Re: Error recovery spec from James Clark on 2012-12-18 (public-microxml@w3.org from December 2012)

From: James Clark <jjc@jclark.com>
Date: Tue, 18 Dec 2012 16:29:45 +0700
To: John Cowan <cowan@mercury.ccil.org>
Cc: public-microxml@w3.org
Message-ID: <CANz3_EZDw=za=b5iTu21NasTSbWBREp_vKcCt8O5w2XL2JDE_A@mail.gmail.com>

On Mon, Dec 17, 2012 at 9:24 PM, John Cowan <cowan@mercury.ccil.org> wrote:

> James Clark scripsit:
>
> > Comments are welcome.
>
> I should like to propose that the section "Start- and end-tag matching"
> be replaced with the following more complicated mechanism.  It is a
> stripped-down version of TagSoup's algorithm, and will take advantage of
> element relationships and properties derived from schemas or elsewhere,
> if they are available.

Before getting into the details of the algorithm, I think it's useful to
start by considering what element relationships/properties it makes sense
to use.

My general feeling is the PossibleChild/NonPossibleChild (ExcludedChild?)
property is the most basic.
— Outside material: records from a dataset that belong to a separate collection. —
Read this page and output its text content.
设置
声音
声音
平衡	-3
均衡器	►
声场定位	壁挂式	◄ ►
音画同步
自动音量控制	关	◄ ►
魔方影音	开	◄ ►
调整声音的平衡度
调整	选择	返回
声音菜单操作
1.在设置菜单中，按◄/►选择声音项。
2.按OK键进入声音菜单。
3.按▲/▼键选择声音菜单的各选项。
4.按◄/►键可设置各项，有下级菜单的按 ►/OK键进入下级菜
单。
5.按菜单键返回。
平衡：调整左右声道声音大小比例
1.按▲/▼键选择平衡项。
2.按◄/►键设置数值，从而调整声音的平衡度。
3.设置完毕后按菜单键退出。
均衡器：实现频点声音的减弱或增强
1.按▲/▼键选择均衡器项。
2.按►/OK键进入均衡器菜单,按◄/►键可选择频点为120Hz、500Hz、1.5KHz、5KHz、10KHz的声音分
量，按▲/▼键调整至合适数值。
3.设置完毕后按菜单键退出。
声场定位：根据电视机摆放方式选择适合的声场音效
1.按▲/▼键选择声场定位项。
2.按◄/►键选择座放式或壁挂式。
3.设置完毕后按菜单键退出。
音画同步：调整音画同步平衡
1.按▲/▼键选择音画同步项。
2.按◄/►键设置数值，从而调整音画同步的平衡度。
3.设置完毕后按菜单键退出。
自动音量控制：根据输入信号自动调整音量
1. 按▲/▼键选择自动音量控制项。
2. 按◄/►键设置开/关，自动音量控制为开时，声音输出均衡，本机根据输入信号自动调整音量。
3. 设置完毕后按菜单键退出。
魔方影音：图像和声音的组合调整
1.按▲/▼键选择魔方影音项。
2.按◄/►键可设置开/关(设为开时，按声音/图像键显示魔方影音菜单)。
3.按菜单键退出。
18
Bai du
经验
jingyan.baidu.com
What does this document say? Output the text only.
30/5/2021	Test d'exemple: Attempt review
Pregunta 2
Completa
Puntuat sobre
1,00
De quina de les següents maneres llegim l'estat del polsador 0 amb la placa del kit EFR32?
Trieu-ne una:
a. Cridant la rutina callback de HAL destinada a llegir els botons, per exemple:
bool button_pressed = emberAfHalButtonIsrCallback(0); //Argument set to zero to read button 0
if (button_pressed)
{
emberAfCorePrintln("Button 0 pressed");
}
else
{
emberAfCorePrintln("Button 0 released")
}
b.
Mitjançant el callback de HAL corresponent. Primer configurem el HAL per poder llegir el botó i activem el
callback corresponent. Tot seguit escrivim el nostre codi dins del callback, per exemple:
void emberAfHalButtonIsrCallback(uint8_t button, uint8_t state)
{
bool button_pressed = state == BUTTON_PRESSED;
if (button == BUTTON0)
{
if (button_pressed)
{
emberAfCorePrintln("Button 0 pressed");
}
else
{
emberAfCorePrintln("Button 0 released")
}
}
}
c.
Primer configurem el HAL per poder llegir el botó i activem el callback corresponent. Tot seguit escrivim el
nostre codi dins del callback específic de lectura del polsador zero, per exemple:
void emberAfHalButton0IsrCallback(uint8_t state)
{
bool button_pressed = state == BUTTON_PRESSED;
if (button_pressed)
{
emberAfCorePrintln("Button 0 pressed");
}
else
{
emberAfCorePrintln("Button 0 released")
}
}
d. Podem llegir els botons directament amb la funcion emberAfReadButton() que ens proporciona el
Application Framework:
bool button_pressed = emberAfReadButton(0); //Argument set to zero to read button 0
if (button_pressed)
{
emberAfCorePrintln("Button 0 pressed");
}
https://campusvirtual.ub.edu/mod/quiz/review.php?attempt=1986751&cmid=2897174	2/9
It's hard to imagine any schema language that
doesn't have something to say about which elements are possible children of
other elements.

It also makes very good sense to me to handle character data by treating it
as just another possible child.

I also think it's helpful to be able to say what are the possible top-level
elements; given the treatment of character data, it seems natural to do
this by saying what are the possible children of a pseudo root element.

Beyond this, things become less clear.  I can certainly see the use of
PreferredParent in HTML, but how would I get this from a schema?  In some
cases (where there is only one possible parent, eg html/head/title) I can
infer it from the PossibleChild properties.

So I think good starting point would be an algorithm that just uses the
PossibleChild property (including treating root and character data as
pseudo-elements at the tip and leaves of the tree respectively). Note that
the value of this property has to be a conceptually infinite set of element
names: sometimes you want to say that element X can have only elements Y, Z
as a child, but sometimes you want to say that element X can have any
element except Y, Z as a child.

James

Received on Tuesday, 18 December 2012 09:30:35 UTC